TORONTO - Three unions representing Air Canada flight attendants, ground crews, counter personnel and other workers are uniting to fight the airline's plan to introduce a defined-contribution pension plan for new workers.

The unions say they want Air Canada (TSX:AC.B) to stop considering proposed changes that would force new hires onto defined-contribution pension plans.

Defined-benefit pension plans, which Air Canada employees currently earn, are designed to provide retirees with a predictable income, but they expose the airline to additional costs if the pension fund's assets aren't able to pay for the benefits.

With defined-contribution plans, the airline's contribution is limited to a set negotiated amount and payouts to retirees depend on the performance of the underlying investments.

Air Canada was forced into creditor protection from April 2003 to September 2004, due in part to the cost of dealing with the company's pension deficit.

Air Canada's unions agreed to accept numerous concessions worth billions to help the company to survive, but they insisted their defined-benefit pension plans be saved.

During the restructuring, the airline saw a major potential backer walk away from a plan to invest in Air Canada after the unions refused to allow new employees be given defined-contribution pensions.

"While the precise features of the pension are determined through the normal collective bargaining process, the fundamental structure of our pension is not up for negotiation," the unions said in a statement Monday.

"We will make the maintenance of the plan, including employer contributions that are the necessary consequence of past funding deferrals, a central priority during our coming collective bargaining with Air Canada."

The three unions -- International Association of Machinists and Aerospace Workers, Canadian Union of Public Employees and Canadian Auto Workers -- said airline employees agreed to help the company through the global economic crisis by allowing it to defer major pension contributions.
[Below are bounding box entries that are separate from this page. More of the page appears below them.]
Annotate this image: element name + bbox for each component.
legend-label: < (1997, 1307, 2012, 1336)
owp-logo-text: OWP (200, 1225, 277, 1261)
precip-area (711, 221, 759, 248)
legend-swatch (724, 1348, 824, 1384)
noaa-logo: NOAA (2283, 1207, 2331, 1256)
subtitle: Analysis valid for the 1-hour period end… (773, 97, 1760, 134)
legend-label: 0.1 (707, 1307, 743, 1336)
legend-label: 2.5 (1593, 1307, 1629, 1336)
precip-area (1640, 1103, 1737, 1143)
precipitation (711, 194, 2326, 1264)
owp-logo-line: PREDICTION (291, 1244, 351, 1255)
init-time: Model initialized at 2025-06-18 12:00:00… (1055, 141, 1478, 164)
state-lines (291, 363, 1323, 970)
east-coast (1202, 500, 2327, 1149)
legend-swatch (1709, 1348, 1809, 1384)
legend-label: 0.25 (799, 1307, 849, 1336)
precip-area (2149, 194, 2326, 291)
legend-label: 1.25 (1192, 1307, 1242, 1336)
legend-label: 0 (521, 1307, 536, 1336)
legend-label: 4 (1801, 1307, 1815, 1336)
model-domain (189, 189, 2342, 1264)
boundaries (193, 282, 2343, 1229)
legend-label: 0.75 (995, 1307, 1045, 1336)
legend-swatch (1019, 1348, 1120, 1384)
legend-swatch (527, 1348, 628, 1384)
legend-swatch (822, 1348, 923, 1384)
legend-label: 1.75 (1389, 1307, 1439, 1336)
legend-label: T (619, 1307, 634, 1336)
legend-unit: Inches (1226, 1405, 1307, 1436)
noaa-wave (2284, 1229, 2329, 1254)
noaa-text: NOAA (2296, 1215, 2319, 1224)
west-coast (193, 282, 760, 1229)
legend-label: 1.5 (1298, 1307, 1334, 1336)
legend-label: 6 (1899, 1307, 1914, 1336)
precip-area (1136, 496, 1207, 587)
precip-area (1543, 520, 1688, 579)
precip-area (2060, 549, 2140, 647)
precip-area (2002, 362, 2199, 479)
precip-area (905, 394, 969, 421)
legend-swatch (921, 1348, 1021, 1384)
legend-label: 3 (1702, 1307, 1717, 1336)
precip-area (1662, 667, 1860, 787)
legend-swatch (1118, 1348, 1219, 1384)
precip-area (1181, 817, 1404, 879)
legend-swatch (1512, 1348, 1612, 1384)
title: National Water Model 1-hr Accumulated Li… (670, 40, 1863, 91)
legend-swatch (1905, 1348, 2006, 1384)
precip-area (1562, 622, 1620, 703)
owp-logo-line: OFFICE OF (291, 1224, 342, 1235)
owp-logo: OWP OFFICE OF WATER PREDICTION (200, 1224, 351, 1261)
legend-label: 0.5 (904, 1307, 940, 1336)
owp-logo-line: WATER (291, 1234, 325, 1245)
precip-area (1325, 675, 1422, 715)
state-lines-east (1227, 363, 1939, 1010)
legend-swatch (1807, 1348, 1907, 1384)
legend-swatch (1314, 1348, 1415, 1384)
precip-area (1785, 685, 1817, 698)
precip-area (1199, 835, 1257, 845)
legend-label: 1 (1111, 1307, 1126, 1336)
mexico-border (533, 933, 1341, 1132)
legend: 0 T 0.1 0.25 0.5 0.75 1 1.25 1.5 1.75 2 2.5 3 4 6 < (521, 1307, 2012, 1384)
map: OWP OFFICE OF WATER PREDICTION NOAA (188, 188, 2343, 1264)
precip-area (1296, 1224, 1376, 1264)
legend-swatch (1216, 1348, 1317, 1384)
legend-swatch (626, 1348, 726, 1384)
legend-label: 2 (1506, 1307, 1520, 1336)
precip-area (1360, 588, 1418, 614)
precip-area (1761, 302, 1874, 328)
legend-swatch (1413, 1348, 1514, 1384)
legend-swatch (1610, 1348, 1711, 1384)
"The purpose of the deferrals was obviously not to provide the company with a subsequent excuse to eliminate pension benefits," the unions said, explaining that it gave the airline financial breathing room at a critical period, with the expectation that Air Canada would later make up for it once circumstances improved.

The unions said company executives receive defined-benefit pension credits, and regular workers should receive the same.

The CAW, which has about 3,800 members at Air Canada, have set a strike deadline for June 13 at midnight.

If talks fail to reach a settlement with the CAW, the airline said it plans to maintain full operations by implementing a contingency service plan at airports and call centres to minimize impact on customers.

The CUPE represents 6,800 flight attendants and IAMAW represents 11,000 mechanics, baggage and cargo handlers, and warehouse staff.

In a statement, Air Canada says it has been discussing possible solutions aimed at preserving defined-pension benefits for current employees.

As of Jan. 1, the company's pension deficit was $2.1 billion.

"This deficit is not sustainable and has not been sustainable for most of the decade, as it puts at risk both the viability of the company and the pensions of all employees," a spokeswoman wrote.

Last week, 67 per cent of Air Canada pilots voted to reject a tentative agreement, which would have seen new hires receive a defined-contribution pension plan.

Air Canada is Canada's largest domestic and international full-service airline providing scheduled and charter services to more than 175 destinations.